Presently, Snowflake holds a central position in M1’s system landscape. Its platform acts as the hub where raw data from source systems is first replicated into the data lake. The data undergoes cleansing, transformation, and loading processes to create data schemas and models required by each business function.
“This integration enables self-service analytics for users across the organisation. The Snowflake data lake also integrates with critical application infrastructure including our business support systems and operation support systems to facilitate smooth and efficient overall business processes and operations,” M1’s Danny Thien said.
However, the adoption of Snowflake’s platform posed challenges for M1. The telco had to upskill its employees and familiarise them with the features, functions, and capabilities of the new data platform. They needed to understand how each component contributed to the revamped data architecture.
“People transformation is an important component of our overall digital transformation journey. To ensure a successful transformation, we organised training sessions for our employees to help them go through a process of not only mastering a new cloud application and associated technologies. They had to unlearn and relearn processes, workflows, and operations. Thankfully, we received support from our vendor and system integrator in this journey,” the M1 executive noted.
In a significant way, Snowflake has empowered M1 to process and analyse data on a large scale. As a result, M1’s data analysts and data scientists now possess the necessary tools and access to data sets to build analytical assets and models. This capability has enabled M1 to enhance customer engagement and drive hyper-personalisation.
Moreover, the scalable data architecture facilitated by Snowflake has enabled M1 to innovate and improve risk and fraud management.
“Snowflake’s fine-grained, role-based access control and column-level security has been instrumental in safeguarding sensitive customer data while maintaining necessary compliance. Their data loss prevention measures instil confidence in data recovery in the event of any unforeseen circumstances,” Thien remarked.

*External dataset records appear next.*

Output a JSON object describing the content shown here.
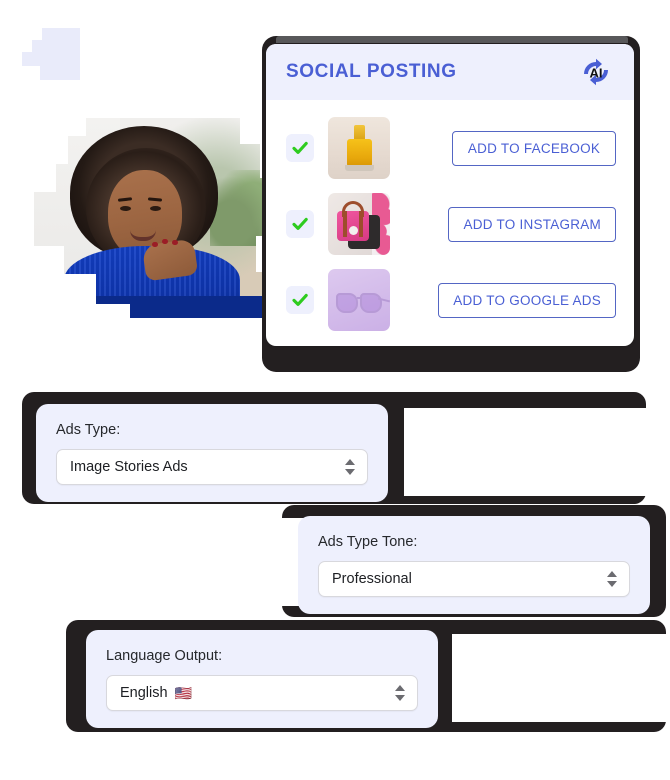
{
  "social_card": {
    "title": "SOCIAL POSTING",
    "ai_badge_label": "AI",
    "ai_badge_icon": "ai-sync-icon",
    "rows": [
      {
        "checked_icon": "green-check-icon",
        "thumb_name": "perfume-bottle-thumbnail",
        "button_label": "ADD TO FACEBOOK"
      },
      {
        "checked_icon": "green-check-icon",
        "thumb_name": "pink-handbag-thumbnail",
        "button_label": "ADD TO INSTAGRAM"
      },
      {
        "checked_icon": "green-check-icon",
        "thumb_name": "purple-sunglasses-thumbnail",
        "button_label": "ADD TO GOOGLE ADS"
      }
    ]
  },
  "fields": [
    {
      "label": "Ads Type:",
      "value": "Image Stories Ads",
      "flag": ""
    },
    {
      "label": "Ads Type Tone:",
      "value": "Professional",
      "flag": ""
    },
    {
      "label": "Language Output:",
      "value": "English",
      "flag": "🇺🇸"
    }
  ],
  "photo": {
    "alt_name": "smiling-woman-blue-sweater-photo"
  },
  "colors": {
    "accent_blue": "#4a5fd4",
    "check_green": "#2ecc1f",
    "card_lavender": "#eef0fd",
    "frame_dark": "#231f20",
    "frame_gray": "#58585a"
  }
}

“Also, Snowflake offers readily available anonymising techniques like dynamic masking, and the data sets are protected with AES-256 encryption at rest and TLS in transit,” he added.
Ultimately, M1 is able to comply with regulatory requirements like PDPA and GDPR because of Snowflake’s data protection, the M1 Head of Data said.
Eyes on the prize
With its renewed agility and scalability, all lights are green for M1’s other data initiatives.
“In addition to leveraging AI and ML to enable hyper-personalisation for customers, we are increasing collaboration with other Keppel entities and trusted partners across industries. We have been working with regulators and partners on data sharing initiatives that leverage privacy-enhancing technologies to co-create synergistic products that bring real value to consumers,” stated M1’s Danny Thien.
Meanwhile, Snowflake is determined to take advantage of generative AI and large language models (LLMs) moving forward.
“Snowflake users are already taking advantage of LLMs to build really cool apps with integrations to web-hosted LLM APIs using external functions, and using Streamlit as an interactive front end for LLM-powered apps such as AI plagiarism detection, AI assistant, and MathGPT,” highlighted Snowflake’s Sanjay Deshmukh.
Deshmukh further emphasised that industry-specific versions of platforms, such as Snowflake’s Telecom Data Cloud and Manufacturing Data Cloud, ensure that businesses can leverage tailored data models, as well as connectors to common applications and data sources to monetise their information.
“In the end, these benefits free data experts to create greater value for the business,” the Snowflake executive concluded.